These are my random musings. Hopefully they will be witty, insightful, and frequently updated.
Who let this Marxist agitator into the building?
Published on May 7, 2006 By singrdave In World Trade Issues
I have never heard of this tool of the left, Howard Zinn, but from what I read today I am glad that I never have. This guy advocates the "drastic reallocation of wealth" (aka revolution)... but I'll let you read it for yourself.

The theme of the World Social Forum, which is held annually, is "Another World Is Possible." If you were to close your eyes for a moment, what kind of world might you envision?

The world that I envision is one in which national boundaries no longer exist, in which you can move from one country to another with the same ease in which we can move from Massachusetts to Connecticut, a world without passports or visas or immigration quotas. True globalization in the human sense, in which we recognize that the world is one and that human beings everywhere have the same rights.

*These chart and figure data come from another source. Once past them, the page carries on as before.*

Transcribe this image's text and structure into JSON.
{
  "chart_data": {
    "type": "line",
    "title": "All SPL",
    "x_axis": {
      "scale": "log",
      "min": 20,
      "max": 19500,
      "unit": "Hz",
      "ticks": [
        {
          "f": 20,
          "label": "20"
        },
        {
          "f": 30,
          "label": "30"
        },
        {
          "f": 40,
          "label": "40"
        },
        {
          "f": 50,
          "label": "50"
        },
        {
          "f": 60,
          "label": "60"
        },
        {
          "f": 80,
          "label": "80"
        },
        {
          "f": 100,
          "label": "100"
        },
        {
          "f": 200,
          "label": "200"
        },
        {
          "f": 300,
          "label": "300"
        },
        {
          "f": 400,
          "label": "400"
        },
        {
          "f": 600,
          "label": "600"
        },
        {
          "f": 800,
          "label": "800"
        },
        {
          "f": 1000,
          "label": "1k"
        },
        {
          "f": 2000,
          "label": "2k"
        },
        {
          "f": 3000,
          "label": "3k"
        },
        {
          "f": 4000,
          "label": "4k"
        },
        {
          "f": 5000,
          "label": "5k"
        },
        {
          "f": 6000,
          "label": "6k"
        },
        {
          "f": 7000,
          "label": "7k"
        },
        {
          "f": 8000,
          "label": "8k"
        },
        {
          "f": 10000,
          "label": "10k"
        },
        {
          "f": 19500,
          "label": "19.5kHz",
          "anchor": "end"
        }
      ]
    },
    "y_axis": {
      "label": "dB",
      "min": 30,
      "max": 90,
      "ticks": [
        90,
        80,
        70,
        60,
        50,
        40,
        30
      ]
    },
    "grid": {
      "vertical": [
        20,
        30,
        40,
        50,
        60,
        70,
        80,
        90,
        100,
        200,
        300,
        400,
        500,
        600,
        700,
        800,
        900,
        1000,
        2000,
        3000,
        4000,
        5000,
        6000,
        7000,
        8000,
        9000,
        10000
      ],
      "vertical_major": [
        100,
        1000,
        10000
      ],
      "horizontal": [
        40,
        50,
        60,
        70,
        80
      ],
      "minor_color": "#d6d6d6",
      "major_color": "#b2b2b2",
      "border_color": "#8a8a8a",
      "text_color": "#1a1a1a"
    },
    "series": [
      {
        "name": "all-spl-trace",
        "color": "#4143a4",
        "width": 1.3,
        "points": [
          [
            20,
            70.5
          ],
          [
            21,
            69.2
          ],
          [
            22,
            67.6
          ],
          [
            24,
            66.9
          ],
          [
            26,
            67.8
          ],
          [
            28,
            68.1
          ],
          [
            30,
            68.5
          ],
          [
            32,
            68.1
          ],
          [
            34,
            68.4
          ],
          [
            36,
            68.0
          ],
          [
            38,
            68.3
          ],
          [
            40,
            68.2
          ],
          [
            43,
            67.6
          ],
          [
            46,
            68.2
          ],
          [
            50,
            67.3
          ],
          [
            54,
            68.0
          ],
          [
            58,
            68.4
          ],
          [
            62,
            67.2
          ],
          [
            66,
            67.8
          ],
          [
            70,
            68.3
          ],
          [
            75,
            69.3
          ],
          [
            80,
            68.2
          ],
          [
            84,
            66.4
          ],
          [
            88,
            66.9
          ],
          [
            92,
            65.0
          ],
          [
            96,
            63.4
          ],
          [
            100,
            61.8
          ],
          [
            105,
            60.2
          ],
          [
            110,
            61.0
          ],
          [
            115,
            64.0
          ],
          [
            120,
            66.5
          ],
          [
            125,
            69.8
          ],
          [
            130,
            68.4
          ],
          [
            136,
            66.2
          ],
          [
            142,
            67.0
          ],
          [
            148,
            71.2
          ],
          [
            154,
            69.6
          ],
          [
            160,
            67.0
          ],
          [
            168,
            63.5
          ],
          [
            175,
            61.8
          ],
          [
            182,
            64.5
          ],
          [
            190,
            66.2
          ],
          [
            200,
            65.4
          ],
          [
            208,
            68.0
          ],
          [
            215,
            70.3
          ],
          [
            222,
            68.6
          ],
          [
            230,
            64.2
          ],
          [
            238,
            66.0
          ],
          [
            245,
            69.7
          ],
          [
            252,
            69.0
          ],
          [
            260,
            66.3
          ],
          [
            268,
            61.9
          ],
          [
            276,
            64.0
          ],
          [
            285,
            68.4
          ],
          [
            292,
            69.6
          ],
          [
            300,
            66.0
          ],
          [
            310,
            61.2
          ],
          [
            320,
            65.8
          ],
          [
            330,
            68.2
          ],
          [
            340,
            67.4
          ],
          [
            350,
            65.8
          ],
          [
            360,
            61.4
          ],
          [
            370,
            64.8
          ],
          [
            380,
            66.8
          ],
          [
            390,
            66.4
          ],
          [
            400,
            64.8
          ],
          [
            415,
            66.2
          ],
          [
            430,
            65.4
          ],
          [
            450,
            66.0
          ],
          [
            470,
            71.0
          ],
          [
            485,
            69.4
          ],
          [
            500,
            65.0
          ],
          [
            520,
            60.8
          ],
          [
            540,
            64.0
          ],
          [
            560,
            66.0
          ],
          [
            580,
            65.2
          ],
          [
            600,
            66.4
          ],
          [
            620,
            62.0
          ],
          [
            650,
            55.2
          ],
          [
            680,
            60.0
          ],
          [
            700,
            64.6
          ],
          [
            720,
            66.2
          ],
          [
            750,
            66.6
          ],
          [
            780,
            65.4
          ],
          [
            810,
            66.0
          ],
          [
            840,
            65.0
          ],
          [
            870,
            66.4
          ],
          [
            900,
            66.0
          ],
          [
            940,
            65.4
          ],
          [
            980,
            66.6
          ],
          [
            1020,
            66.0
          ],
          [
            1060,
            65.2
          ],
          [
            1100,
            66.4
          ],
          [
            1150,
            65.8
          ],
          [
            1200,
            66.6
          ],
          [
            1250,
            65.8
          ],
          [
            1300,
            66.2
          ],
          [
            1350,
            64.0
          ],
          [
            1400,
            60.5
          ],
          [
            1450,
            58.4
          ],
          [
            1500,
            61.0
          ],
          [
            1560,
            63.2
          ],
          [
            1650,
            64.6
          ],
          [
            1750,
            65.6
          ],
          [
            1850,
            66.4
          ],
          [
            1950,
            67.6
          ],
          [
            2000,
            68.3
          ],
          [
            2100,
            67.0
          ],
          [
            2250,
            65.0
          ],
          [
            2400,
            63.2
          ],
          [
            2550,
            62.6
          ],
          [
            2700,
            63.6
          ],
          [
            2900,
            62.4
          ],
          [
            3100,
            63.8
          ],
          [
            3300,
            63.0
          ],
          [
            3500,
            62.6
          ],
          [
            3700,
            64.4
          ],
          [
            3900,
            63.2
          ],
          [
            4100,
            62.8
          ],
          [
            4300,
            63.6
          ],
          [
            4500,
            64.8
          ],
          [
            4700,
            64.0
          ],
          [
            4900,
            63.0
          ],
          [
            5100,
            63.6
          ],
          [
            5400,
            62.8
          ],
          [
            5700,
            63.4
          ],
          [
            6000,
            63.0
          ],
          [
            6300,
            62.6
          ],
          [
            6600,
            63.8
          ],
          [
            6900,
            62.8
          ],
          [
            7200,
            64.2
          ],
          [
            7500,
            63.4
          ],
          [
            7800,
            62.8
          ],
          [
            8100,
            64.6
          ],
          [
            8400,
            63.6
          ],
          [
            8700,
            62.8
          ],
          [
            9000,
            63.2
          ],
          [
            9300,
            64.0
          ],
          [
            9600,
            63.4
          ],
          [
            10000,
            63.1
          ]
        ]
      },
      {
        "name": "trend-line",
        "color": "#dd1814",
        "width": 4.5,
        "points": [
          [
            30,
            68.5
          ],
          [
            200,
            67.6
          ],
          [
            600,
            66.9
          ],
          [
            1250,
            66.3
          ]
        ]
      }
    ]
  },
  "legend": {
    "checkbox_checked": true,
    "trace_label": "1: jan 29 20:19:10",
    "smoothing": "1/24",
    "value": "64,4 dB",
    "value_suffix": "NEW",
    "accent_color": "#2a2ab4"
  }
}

In a world like that you could not make war because it is your family, just as we are not thinking of making war on an adjoining state or even a far-off state. It would be a world in which the riches of the planet would be distributed in an equitable fashion, where everybody has access to clean water. Yes, that would take some organization to make sure that the riches of the earth are distributed according to human need. I'll bet I know who'd be in charge! -- singrdave's comment

A world in which people are free to speak, a world in which there was a true bill of rights. A world in which people had their fundamental economic needs taken care of would be a world in which people were freer to express themselves because political rights and free speech rights are really dependent on economic status and having fundamental economic needs taken care of.

I think it would be a world in which the boundaries of race and religion and nation would not become causes for antagonism. Even though there would still be cultural differences and still be language differences, there would not be causes for violent action of one against the other.

I think it would be a world in which people would not have to work more than a few hours a day, which is possible with the technology available today. If this technology were not used in the way it is now used, for war and for wasteful activities, people could work three or four hours a day and produce enough to take care of any needs. So it would be a world in which people had more time for music and sports and literature and just living in a human way with others.


You can read the entire interview here: Link

This guy is a blinkard fool.

Comments
on May 07, 2006
In a perfect world, schmucks like this would choke to death sucking on their mother's teet.
on May 08, 2006
Sure, I agree with his opening statement.  A world without borders.  But before we can have that, we have to get rid of his favorite leaders, like Castro, Mugabe, Tseming (SP) and all those who enslave people and rob them of their wealth for their own enrichment.  The rest of his screed is just paradise lost.  And we know what happened there.  Stalin anyone?
on May 08, 2006
It would be a world in which the riches of the planet would be distributed in an equitable fashion, where everybody has access to clean water. Yes, that would take some organization to make sure that the riches of the earth are distributed according to human need.

I think that is a pretty telling statement.
on May 09, 2006
Politically, I find his ideas naive. The 'organization' needed to make sure that 'riches' are fairly 'distributed' have always and everywhere become bureaucracies that themselves became ruling classes. All that had changed was the murder, imprisonment and torture, and the replacement of 'rule of law' by arbitrary power arising from the need to 'protect' the redistributive project from 'counter-revolutionaries' (a fancy way of saying killing anyone who objects to the new rulers' power and privilege - starting, of course, with those revolutionary idealists who still believe in 'redistribution'). And this is even before considering the justice of collectively 'appropriating' (stealing) the property or 'riches' in the first place.

But before completely dismissing him as a 'blinkard fool', it is worth thinking about the role that ideals play in our thinking. It is arguable that a genuine attempt to live out the ideals of the Sermon on the Mount would actually cause chaos, rather than universal enlightenment. (This at least was the plot theme of a Peter Sellers movie from 1963 called Heaven's Above!, in which he plays a naive vicar who tries to do exactly that). Nevertheless, we still read these words and are moved by them. There is really little to seriously disagree with in the ideals of free movement, universal peace, freedom of speech and everyone having enough to eat; it's just we've all become so much wiser about how dreadfully it can all go wrong when we try to implement the ideals in an unrealistic fashion.